Sport hunting by definition reduces an endangered species’ population. However, if wildlife managers charge hunters a substantial fee and use the revenue to support the remaining species’ population, sport hunting may be justified as a conservation tool. An example of the successful implementation of sport hunting as a conservation tool occurred in the remote mountains of Pakistan. A rare mountain goat, the markhor, was brought back from the brink of extinction and has re-inhabited much of its original range.
In 1984, political unrest, heavy artillery use and poaching nearly extinguished a key population of the wild goat living in the remote mountains of Pakistan. However, a community controlled conservation program that used limited trophy hunting to raise funds for markhor conservation succeeded in increasing the goats’ population from 200 to 3,500. In response and in an attempt to encourage U.S. hunters to contribute to the markhor conservation project, the U.S. Fish and Wildlife Service reclassified the markhor from endangered to threatened and thus allows import of certain markhor hunting trophies. In the markhor’s case, a combination of variables convened to set the stage for the goat’s recovery: the local community actively supported and enforced hunting regulations, political unrest in the region subsided, the markhor range was remote, difficult to access, and limited, and conservationists used the hunting revenue to directly promote the markhor population. By changing the status of the markhor, the Fish and Wildlife Service (FWS) encouraged American hunters to pursue the goat, and the FWS was confident that American hunting expenditures were promoting the goat’s survival and the Pakistani conservation group was using American hunting revenue for conservation. A graph depicting the markhor’s population growth in the Chitral Gal region of Pakistan is below. Of note, following the implementation of a community based hunting conservation program in Chitral Gal in 1998 the markhor population has grown by nearly 12% a year.
The FWS can play a unique role in supporting foreign conservation efforts. By allowing hunting trophy imports, the FWS can play a unique role in encouraging American hunters to pursue certain species and thus support effective conservation programs. However, the FWS is also faced with a specific problem: determining which conservation programs are effective and honest.

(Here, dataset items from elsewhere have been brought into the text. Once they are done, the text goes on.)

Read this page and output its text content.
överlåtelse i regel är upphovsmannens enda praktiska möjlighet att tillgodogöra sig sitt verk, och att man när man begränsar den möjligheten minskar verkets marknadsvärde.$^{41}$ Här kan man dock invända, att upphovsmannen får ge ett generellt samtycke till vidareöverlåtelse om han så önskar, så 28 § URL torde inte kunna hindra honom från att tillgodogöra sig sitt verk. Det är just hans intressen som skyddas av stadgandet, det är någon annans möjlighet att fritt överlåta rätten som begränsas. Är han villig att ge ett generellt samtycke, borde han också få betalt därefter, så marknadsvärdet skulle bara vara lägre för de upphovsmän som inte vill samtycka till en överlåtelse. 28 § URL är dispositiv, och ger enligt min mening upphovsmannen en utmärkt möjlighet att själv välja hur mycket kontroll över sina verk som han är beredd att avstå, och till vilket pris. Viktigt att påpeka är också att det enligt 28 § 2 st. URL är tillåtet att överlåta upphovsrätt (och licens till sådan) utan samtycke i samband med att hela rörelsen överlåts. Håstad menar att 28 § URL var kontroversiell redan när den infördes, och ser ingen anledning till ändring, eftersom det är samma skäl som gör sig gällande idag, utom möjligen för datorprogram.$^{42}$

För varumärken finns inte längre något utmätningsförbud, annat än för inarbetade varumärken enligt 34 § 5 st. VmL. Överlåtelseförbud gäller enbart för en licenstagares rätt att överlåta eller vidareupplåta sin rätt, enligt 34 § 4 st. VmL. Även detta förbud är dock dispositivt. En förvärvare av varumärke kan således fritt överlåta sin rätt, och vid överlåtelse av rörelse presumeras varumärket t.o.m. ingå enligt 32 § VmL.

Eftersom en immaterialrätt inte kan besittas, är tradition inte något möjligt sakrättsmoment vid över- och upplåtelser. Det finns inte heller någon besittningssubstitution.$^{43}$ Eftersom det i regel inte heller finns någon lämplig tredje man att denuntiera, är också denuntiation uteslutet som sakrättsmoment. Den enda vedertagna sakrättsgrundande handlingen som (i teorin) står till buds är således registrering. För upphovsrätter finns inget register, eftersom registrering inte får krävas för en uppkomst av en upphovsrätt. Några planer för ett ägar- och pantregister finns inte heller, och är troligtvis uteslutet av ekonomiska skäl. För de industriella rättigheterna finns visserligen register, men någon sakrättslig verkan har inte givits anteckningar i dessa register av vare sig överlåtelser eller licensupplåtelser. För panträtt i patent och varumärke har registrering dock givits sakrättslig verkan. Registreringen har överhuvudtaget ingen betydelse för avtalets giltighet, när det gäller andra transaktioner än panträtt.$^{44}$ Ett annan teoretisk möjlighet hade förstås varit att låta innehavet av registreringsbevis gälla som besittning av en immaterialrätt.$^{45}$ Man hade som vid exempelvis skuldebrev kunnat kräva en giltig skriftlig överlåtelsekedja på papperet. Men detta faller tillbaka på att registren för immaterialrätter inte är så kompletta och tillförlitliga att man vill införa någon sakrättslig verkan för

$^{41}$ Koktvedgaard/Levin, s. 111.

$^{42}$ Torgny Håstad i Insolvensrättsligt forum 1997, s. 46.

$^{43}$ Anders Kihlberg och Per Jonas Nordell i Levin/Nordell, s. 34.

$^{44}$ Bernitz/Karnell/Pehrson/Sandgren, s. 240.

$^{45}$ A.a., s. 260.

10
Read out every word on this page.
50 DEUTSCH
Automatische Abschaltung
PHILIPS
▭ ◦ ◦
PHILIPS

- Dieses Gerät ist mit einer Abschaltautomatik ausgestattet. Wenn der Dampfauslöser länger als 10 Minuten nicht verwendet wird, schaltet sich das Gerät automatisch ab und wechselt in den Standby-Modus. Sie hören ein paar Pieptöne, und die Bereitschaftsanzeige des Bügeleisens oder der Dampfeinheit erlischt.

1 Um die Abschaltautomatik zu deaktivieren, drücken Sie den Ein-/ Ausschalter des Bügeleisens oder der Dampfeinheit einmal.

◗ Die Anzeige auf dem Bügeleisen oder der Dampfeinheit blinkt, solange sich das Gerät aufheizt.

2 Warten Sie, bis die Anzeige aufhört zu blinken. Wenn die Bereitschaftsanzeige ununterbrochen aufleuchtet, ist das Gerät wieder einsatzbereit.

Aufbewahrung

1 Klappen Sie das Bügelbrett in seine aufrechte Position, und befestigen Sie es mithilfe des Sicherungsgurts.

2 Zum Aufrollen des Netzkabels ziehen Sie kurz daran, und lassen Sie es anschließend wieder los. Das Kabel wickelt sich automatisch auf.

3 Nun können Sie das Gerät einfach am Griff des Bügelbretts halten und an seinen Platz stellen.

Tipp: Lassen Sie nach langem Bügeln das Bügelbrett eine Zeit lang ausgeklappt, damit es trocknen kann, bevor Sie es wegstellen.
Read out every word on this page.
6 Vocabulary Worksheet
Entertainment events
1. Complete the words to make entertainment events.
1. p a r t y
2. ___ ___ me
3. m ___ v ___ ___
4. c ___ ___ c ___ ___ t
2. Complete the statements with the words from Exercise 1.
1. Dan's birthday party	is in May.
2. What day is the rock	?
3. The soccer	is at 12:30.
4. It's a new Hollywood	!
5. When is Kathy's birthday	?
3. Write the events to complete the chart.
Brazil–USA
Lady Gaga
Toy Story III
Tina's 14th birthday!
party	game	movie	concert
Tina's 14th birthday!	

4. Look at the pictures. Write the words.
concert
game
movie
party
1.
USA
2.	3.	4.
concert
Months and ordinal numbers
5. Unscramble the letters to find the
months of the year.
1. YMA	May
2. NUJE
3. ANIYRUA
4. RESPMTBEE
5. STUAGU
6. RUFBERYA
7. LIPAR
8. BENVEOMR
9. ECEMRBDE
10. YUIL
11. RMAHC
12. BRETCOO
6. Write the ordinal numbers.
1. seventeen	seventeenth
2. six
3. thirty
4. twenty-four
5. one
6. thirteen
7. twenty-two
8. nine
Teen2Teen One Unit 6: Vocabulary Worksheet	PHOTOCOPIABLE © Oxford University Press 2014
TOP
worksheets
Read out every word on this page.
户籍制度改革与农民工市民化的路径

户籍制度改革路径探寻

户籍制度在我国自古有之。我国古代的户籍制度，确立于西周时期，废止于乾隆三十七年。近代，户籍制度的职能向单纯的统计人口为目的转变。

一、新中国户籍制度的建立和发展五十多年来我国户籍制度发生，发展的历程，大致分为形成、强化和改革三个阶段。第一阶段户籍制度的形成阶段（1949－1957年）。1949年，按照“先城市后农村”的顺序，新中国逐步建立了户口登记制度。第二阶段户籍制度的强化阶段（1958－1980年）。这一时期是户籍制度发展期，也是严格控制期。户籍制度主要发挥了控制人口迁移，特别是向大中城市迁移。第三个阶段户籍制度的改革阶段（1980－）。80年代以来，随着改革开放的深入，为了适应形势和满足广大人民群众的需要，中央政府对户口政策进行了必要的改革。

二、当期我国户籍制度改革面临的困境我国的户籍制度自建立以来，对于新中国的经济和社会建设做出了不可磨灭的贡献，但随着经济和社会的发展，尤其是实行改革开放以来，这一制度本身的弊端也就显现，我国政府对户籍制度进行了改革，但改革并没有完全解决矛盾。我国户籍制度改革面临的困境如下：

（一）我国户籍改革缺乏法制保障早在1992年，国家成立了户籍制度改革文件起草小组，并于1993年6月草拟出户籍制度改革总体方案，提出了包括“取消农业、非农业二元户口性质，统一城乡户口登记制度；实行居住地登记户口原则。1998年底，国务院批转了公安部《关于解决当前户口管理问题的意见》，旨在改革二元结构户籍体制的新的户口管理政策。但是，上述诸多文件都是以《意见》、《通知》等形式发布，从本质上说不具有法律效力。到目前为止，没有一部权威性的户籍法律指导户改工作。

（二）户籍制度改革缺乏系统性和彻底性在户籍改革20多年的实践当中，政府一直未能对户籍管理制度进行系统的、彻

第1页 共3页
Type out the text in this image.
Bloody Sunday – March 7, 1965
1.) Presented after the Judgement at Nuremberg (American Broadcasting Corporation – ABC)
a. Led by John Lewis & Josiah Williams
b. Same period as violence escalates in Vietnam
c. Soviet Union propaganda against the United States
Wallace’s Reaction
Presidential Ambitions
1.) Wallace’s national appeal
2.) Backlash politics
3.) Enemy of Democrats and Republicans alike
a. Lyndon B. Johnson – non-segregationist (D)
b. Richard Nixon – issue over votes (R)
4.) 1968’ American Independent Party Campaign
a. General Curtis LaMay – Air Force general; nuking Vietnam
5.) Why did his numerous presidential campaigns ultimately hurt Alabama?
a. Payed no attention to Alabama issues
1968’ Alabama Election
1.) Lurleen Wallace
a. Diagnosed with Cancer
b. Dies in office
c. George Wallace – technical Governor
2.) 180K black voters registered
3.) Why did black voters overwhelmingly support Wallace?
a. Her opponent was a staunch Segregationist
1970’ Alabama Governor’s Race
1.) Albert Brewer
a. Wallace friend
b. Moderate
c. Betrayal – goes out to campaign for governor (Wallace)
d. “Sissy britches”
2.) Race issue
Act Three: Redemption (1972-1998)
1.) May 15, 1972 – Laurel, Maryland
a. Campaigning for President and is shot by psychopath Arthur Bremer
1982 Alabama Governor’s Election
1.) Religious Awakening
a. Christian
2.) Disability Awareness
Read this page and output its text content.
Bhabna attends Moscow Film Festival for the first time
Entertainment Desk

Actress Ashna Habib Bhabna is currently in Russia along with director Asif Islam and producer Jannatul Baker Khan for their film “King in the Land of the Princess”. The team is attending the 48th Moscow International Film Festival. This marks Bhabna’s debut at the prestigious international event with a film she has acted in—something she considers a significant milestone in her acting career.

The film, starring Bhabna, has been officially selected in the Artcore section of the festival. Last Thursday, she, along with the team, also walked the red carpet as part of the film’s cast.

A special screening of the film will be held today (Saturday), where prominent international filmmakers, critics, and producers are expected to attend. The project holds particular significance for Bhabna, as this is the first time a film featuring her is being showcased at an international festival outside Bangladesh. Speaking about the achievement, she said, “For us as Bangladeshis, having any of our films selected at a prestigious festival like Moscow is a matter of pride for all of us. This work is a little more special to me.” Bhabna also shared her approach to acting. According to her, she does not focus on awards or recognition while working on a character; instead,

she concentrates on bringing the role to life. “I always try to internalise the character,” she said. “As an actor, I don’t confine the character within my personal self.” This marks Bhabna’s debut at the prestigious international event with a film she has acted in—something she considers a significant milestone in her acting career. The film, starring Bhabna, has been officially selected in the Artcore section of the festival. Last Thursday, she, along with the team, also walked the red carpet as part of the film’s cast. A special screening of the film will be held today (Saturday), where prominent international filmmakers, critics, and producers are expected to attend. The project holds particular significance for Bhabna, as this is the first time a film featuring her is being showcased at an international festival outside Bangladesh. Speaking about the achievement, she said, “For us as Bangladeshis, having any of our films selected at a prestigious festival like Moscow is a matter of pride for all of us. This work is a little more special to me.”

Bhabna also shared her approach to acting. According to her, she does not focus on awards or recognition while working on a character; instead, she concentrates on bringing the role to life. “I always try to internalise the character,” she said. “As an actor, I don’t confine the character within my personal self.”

In an effort to counter successful sport hunting conservation anecdotes, anti-hunting groups point to cases where unregulated hunting resulted in the extinction of a species, such as the tasmanian tiger. Some conservation programs are not effective and the fees charged hunters are not used for the conservation of the hunted species. In these events, American hunters can unwittingly contribute to the compromise of a species’ survival. Thus, the FWS must be deliberate and thorough in determining which trophies to allow hunters to import and which conservation efforts are supported.
To conclude, while studies and statistics support both sides of the argument, the current, available data is not sufficient to determine how much sport hunting revenue is used for wildlife conservation. Any attempt to determine the contribution of sport hunting revenue to conservation must address an individual species in a specific location. As in the markhor’s case, numerous variables, including location, community support, political unrest, and international demand determine the viability of sport hunting as a conservation tool.